Note that some content may vary, and the number of lectures per topic is provisional; the final plan will depend on the students' background and the number of students taking the course.

Objectives

On completion of this module, students should:

  • understand the issues involved in dealing with large amount of data
  • understand the principles of a number of machine learning algorithms
  • be able to implement and apply different machine learning algorithms on large data sets
  • know how to analyse large data sets
  • be familiar with potential applications of different algorithms
  • be able to critically analyse and evaluate a research area

Coursework

Coursework will consist of two 1-2 hour practical lab sessions, plus two practical exercises.

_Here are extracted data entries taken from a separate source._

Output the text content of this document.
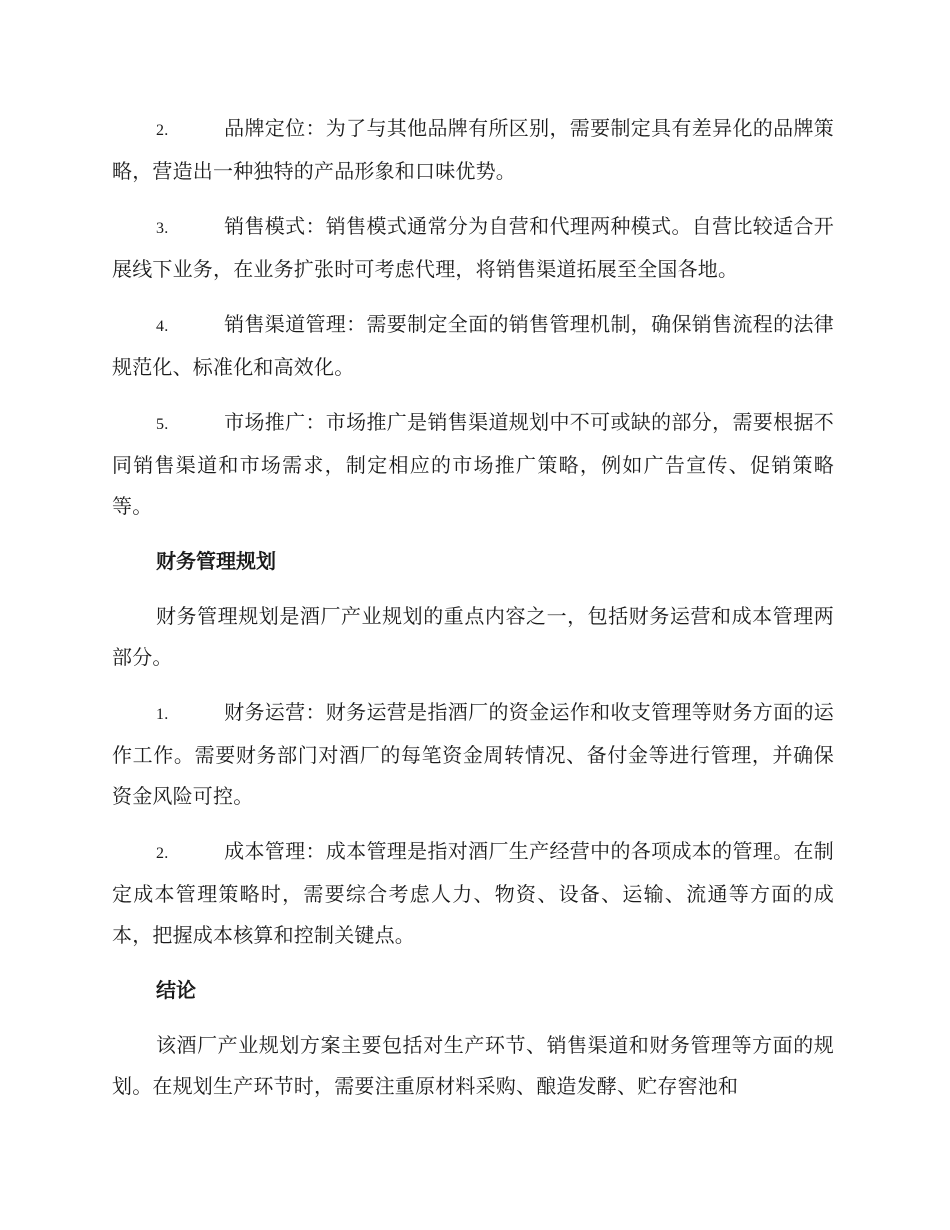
2.	品牌定位：为了与其他品牌有所区别，需要制定具有差异化的品牌策略，营造出一种独特的产品形象和口味优势。

3.	销售模式：销售模式通常分为自营和代理两种模式。自营比较适合开展线下业务，在业务扩张时可考虑代理，将销售渠道拓展至全国各地。

4.	销售渠道管理：需要制定全面的销售管理机制，确保销售流程的法律规范化、标准化和高效化。

5.	市场推广：市场推广是销售渠道规划中不可或缺的部分，需要根据不同销售渠道和市场需求，制定相应的市场推广策略，例如广告宣传、促销策略等。

财务管理规划

财务管理规划是酒厂产业规划的重点内容之一，包括财务运营和成本管理两部分。

1.	财务运营：财务运营是指酒厂的资金运作和收支管理等财务方面的运作工作。需要财务部门对酒厂的每笔资金周转情况、备付金等进行管理，并确保资金风险可控。

2.	成本管理：成本管理是指对酒厂生产经营中的各项成本的管理。在制定成本管理策略时，需要综合考虑人力、物资、设备、运输、流通等方面的成本，把握成本核算和控制关键点。

结论

该酒厂产业规划方案主要包括对生产环节、销售渠道和财务管理等方面的规划。在规划生产环节时，需要注重原材料采购、酿造发酵、贮存窖池和
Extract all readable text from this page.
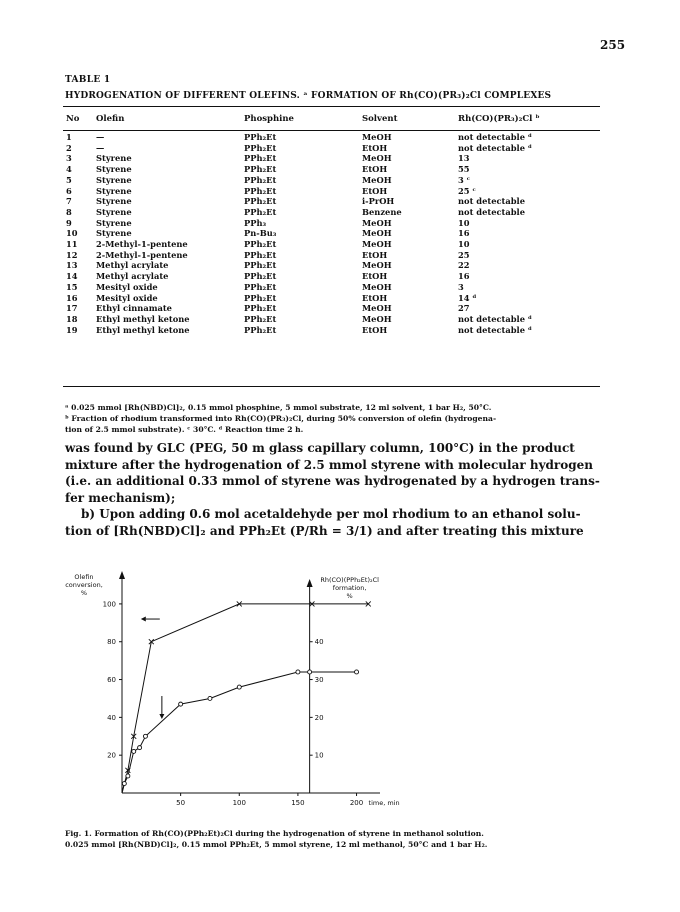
255
TABLE 1
HYDROGENATION OF DIFFERENT OLEFINS. ᵃ FORMATION OF Rh(CO)(PR₃)₂Cl COMPLEXES
No	Olefin	Phosphine	Solvent	Rh(CO)(PR₃)₂Cl ᵇ
1	—	PPh₂Et	MeOH	not detectable ᵈ
2	—	PPh₂Et	EtOH	not detectable ᵈ
3	Styrene	PPh₂Et	MeOH	13
4	Styrene	PPh₂Et	EtOH	55
5	Styrene	PPh₂Et	MeOH	3 ᶜ
6	Styrene	PPh₂Et	EtOH	25 ᶜ
7	Styrene	PPh₂Et	i-PrOH	not detectable
8	Styrene	PPh₂Et	Benzene	not detectable
9	Styrene	PPh₃	MeOH	10
10	Styrene	Pn-Bu₃	MeOH	16
11	2-Methyl-1-pentene	PPh₂Et	MeOH	10
12	2-Methyl-1-pentene	PPh₂Et	EtOH	25
13	Methyl acrylate	PPh₂Et	MeOH	22
14	Methyl acrylate	PPh₂Et	EtOH	16
15	Mesityl oxide	PPh₂Et	MeOH	3
16	Mesityl oxide	PPh₂Et	EtOH	14 ᵈ
17	Ethyl cinnamate	PPh₂Et	MeOH	27
18	Ethyl methyl ketone	PPh₂Et	MeOH	not detectable ᵈ
19	Ethyl methyl ketone	PPh₂Et	EtOH	not detectable ᵈ

ᵃ 0.025 mmol [Rh(NBD)Cl]₂, 0.15 mmol phosphine, 5 mmol substrate, 12 ml solvent, 1 bar H₂, 50°C.

ᵇ Fraction of rhodium transformed into Rh(CO)(PR₃)₂Cl, during 50% conversion of olefin (hydrogena-

tion of 2.5 mmol substrate). ᶜ 30°C. ᵈ Reaction time 2 h.

was found by GLC (PEG, 50 m glass capillary column, 100°C) in the product

mixture after the hydrogenation of 2.5 mmol styrene with molecular hydrogen

(i.e. an additional 0.33 mmol of styrene was hydrogenated by a hydrogen trans-

fer mechanism);

b) Upon adding 0.6 mol acetaldehyde per mol rhodium to an ethanol solu-

tion of [Rh(NBD)Cl]₂ and PPh₂Et (P/Rh = 3/1) and after treating this mixture

50	100	150	200 time, min
20
40
60
80
100
Olefin
conversion,
%
10
20
30
40
Rh(CO)(PPh₂Et)₂Cl
formation,
%

Fig. 1. Formation of Rh(CO)(PPh₂Et)₂Cl during the hydrogenation of styrene in methanol solution.

0.025 mmol [Rh(NBD)Cl]₂, 0.15 mmol PPh₂Et, 5 mmol styrene, 12 ml methanol, 50°C and 1 bar H₂.
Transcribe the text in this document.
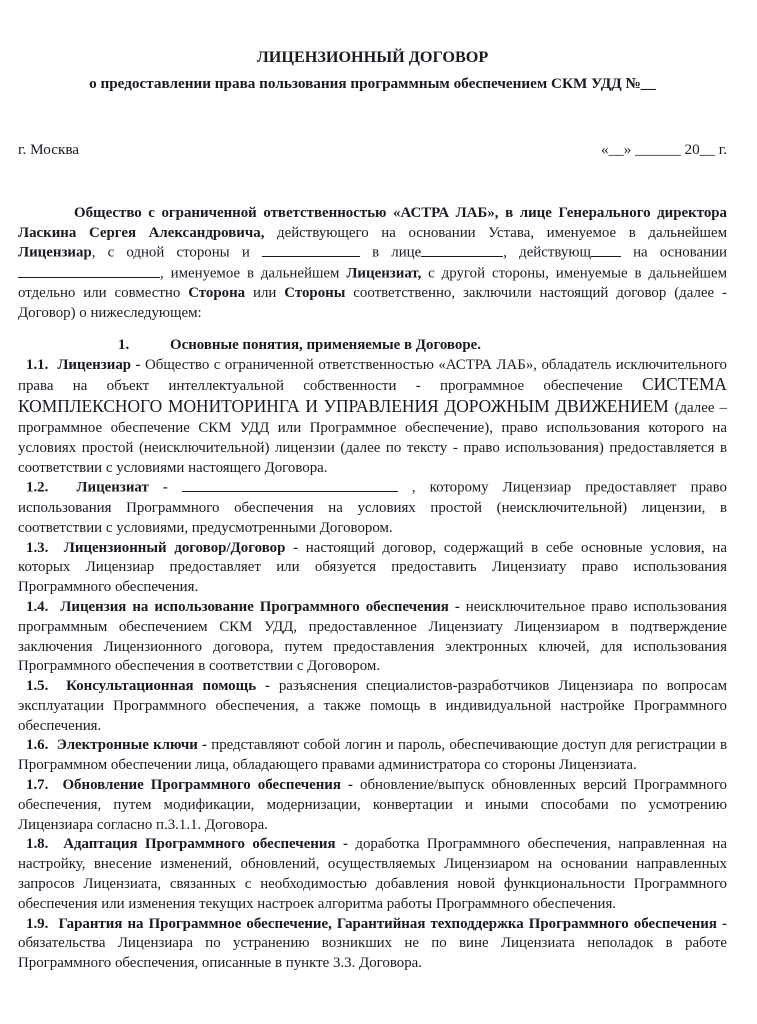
ЛИЦЕНЗИОННЫЙ ДОГОВОР

о предоставлении права пользования программным обеспечением СКМ УДД №__

г. Москва	«__» ______ 20__ г.

Общество с ограниченной ответственностью «АСТРА ЛАБ», в лице Генерального директора Ласкина Сергея Александровича, действующего на основании Устава, именуемое в дальнейшем Лицензиар, с одной стороны и	в лице	, действующ на основании , именуемое в дальнейшем Лицензиат, с другой стороны, именуемые в дальнейшем отдельно или совместно Сторона или Стороны соответственно, заключили настоящий договор (далее - Договор) о нижеследующем:

1.	Основные понятия, применяемые в Договоре.

1.1.  Лицензиар - Общество с ограниченной ответственностью «АСТРА ЛАБ», обладатель исключительного права на объект интеллектуальной собственности - программное обеспечение СИСТЕМА КОМПЛЕКСНОГО МОНИТОРИНГА И УПРАВЛЕНИЯ ДОРОЖНЫМ ДВИЖЕНИЕМ (далее – программное обеспечение СКМ УДД или Программное обеспечение), право использования которого на условиях простой (неисключительной) лицензии (далее по тексту - право использования) предоставляется в соответствии с условиями настоящего Договора.

1.2.  Лицензиат -	, которому Лицензиар предоставляет право использования Программного обеспечения на условиях простой (неисключительной) лицензии, в соответствии с условиями, предусмотренными Договором.

1.3.  Лицензионный договор/Договор - настоящий договор, содержащий в себе основные условия, на которых Лицензиар предоставляет или обязуется предоставить Лицензиату право использования Программного обеспечения.

1.4.  Лицензия на использование Программного обеспечения - неисключительное право использования программным обеспечением СКМ УДД, предоставленное Лицензиату Лицензиаром в подтверждение заключения Лицензионного договора, путем предоставления электронных ключей, для использования Программного обеспечения в соответствии с Договором.

1.5.  Консультационная помощь - разъяснения специалистов-разработчиков Лицензиара по вопросам эксплуатации Программного обеспечения, а также помощь в индивидуальной настройке Программного обеспечения.

1.6.  Электронные ключи - представляют собой логин и пароль, обеспечивающие доступ для регистрации в Программном обеспечении лица, обладающего правами администратора со стороны Лицензиата.

1.7.  Обновление Программного обеспечения - обновление/выпуск обновленных версий Программного обеспечения, путем модификации, модернизации, конвертации и иными способами по усмотрению Лицензиара согласно п.3.1.1. Договора.

1.8.  Адаптация Программного обеспечения - доработка Программного обеспечения, направленная на настройку, внесение изменений, обновлений, осуществляемых Лицензиаром на основании направленных запросов Лицензиата, связанных с необходимостью добавления новой функциональности Программного обеспечения или изменения текущих настроек алгоритма работы Программного обеспечения.

1.9.  Гарантия на Программное обеспечение, Гарантийная техподдержка Программного обеспечения - обязательства Лицензиара по устранению возникших не по вине Лицензиата неполадок в работе Программного обеспечения, описанные в пункте 3.3. Договора.
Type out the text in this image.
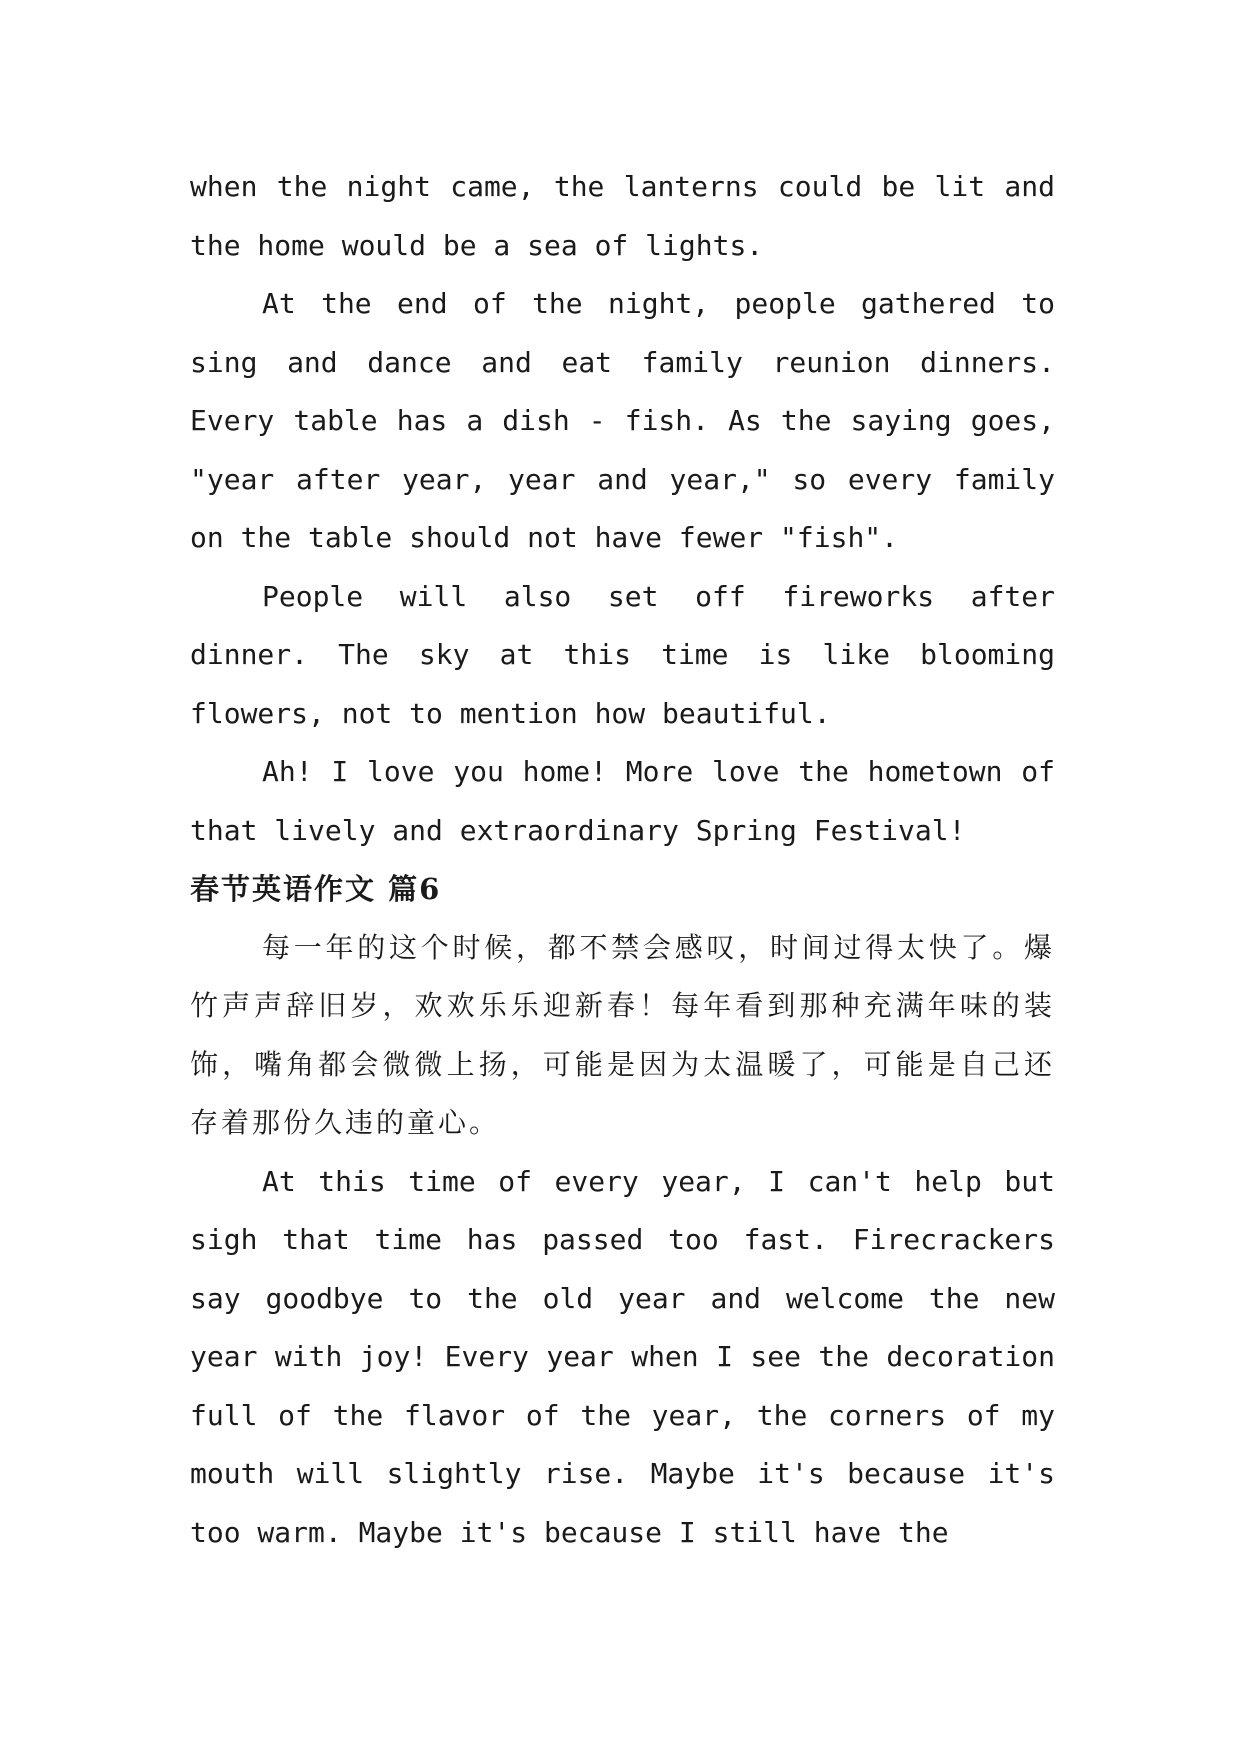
when the night came, the lanterns could be lit and the home would be a sea of lights.

At the end of the night, people gathered to sing and dance and eat family reunion dinners. Every table has a dish - fish. As the saying goes, "year after year, year and year," so every family on the table should not have fewer "fish".

People will also set off fireworks after dinner. The sky at this time is like blooming flowers, not to mention how beautiful.

Ah! I love you home! More love the hometown of that lively and extraordinary Spring Festival!

春节英语作文 篇6

每一年的这个时候，都不禁会感叹，时间过得太快了。爆竹声声辞旧岁，欢欢乐乐迎新春！每年看到那种充满年味的装饰，嘴角都会微微上扬，可能是因为太温暖了，可能是自己还存着那份久违的童心。

At this time of every year, I can't help but sigh that time has passed too fast. Firecrackers say goodbye to the old year and welcome the new year with joy! Every year when I see the decoration full of the flavor of the year, the corners of my mouth will slightly rise. Maybe it's because it's too warm. Maybe it's because I still have the
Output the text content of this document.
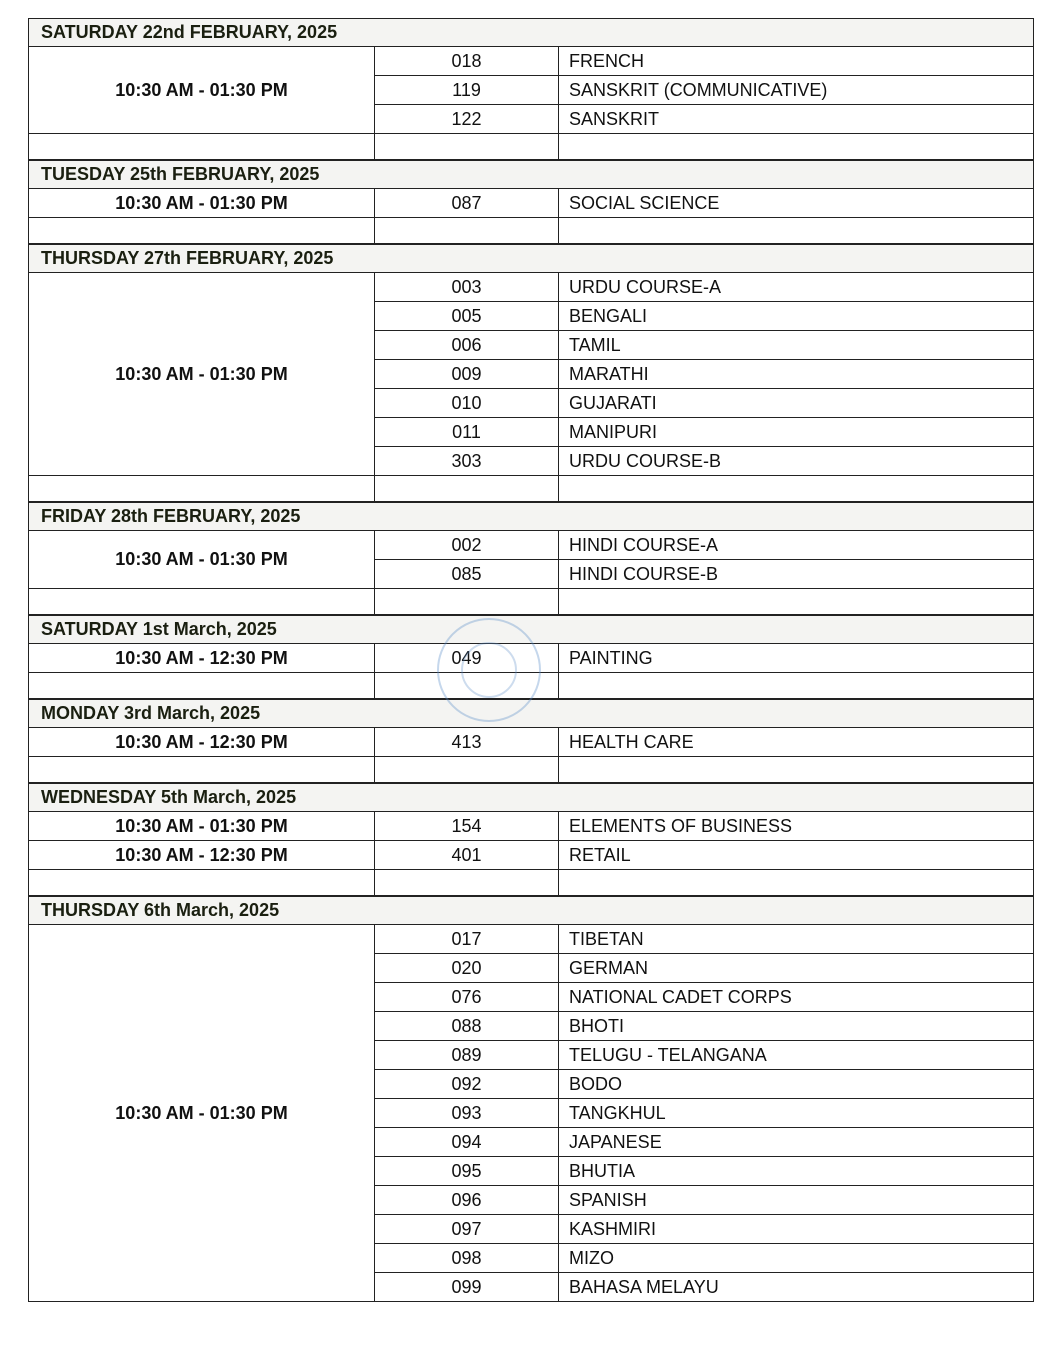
SATURDAY 22nd FEBRUARY, 2025
10:30 AM - 01:30 PM	018	FRENCH
	119	SANSKRIT (COMMUNICATIVE)
	122	SANSKRIT

TUESDAY 25th FEBRUARY, 2025
10:30 AM - 01:30 PM	087	SOCIAL SCIENCE

THURSDAY 27th FEBRUARY, 2025
10:30 AM - 01:30 PM	003	URDU COURSE-A
	005	BENGALI
	006	TAMIL
	009	MARATHI
	010	GUJARATI
	011	MANIPURI
	303	URDU COURSE-B

FRIDAY 28th FEBRUARY, 2025
10:30 AM - 01:30 PM	002	HINDI COURSE-A
	085	HINDI COURSE-B

SATURDAY 1st March, 2025
10:30 AM - 12:30 PM	049	PAINTING

MONDAY 3rd March, 2025
10:30 AM - 12:30 PM	413	HEALTH CARE

WEDNESDAY 5th March, 2025
10:30 AM - 01:30 PM	154	ELEMENTS OF BUSINESS
10:30 AM - 12:30 PM	401	RETAIL

THURSDAY 6th March, 2025
10:30 AM - 01:30 PM	017	TIBETAN
	020	GERMAN
	076	NATIONAL CADET CORPS
	088	BHOTI
	089	TELUGU - TELANGANA
	092	BODO
	093	TANGKHUL
	094	JAPANESE
	095	BHUTIA
	096	SPANISH
	097	KASHMIRI
	098	MIZO
	099	BAHASA MELAYU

First, students will study a recent research paper that focuses on one of the topics of the course, redo the analysis with potential personal modifications or additional tests, and comment on these. The report should report on the methodology, analysis and results carried out by the student, with explanations of deviations to the original analysis in the paper. The report should be at most 2500 words.

Second, students will carry out a project where they will be given a large data set (which may come from a range of different types of data sets) and will be asked to implement a particular machine learning algorithm (which will have been covered in the course), and then run an analysis on the provided data set using their implementation. The students will then write a 2500 word project report on their analysis of the data set resulting from applying their own implementation of the algorithm.

Assessment

  • Comment and redo the analysis of a recent research paper that focuses on one of the topics of the course: the report should consist of at most 2500 words (50% of the final mark);
  • Coding exercise on a dataset and written report on the practical of at most 2500 words (50% of the final mark).

Recommended reading

Leskovec, J & Rajaraman, A. & Ullman, J (2014). Mining of Massive Datasets. The book is available online from here.
Bishop, C. (2007). Pattern Recognition and Machine Learning. More information supporting the book can be found here.

Additional relevant material and research papers will be suggested during lectures.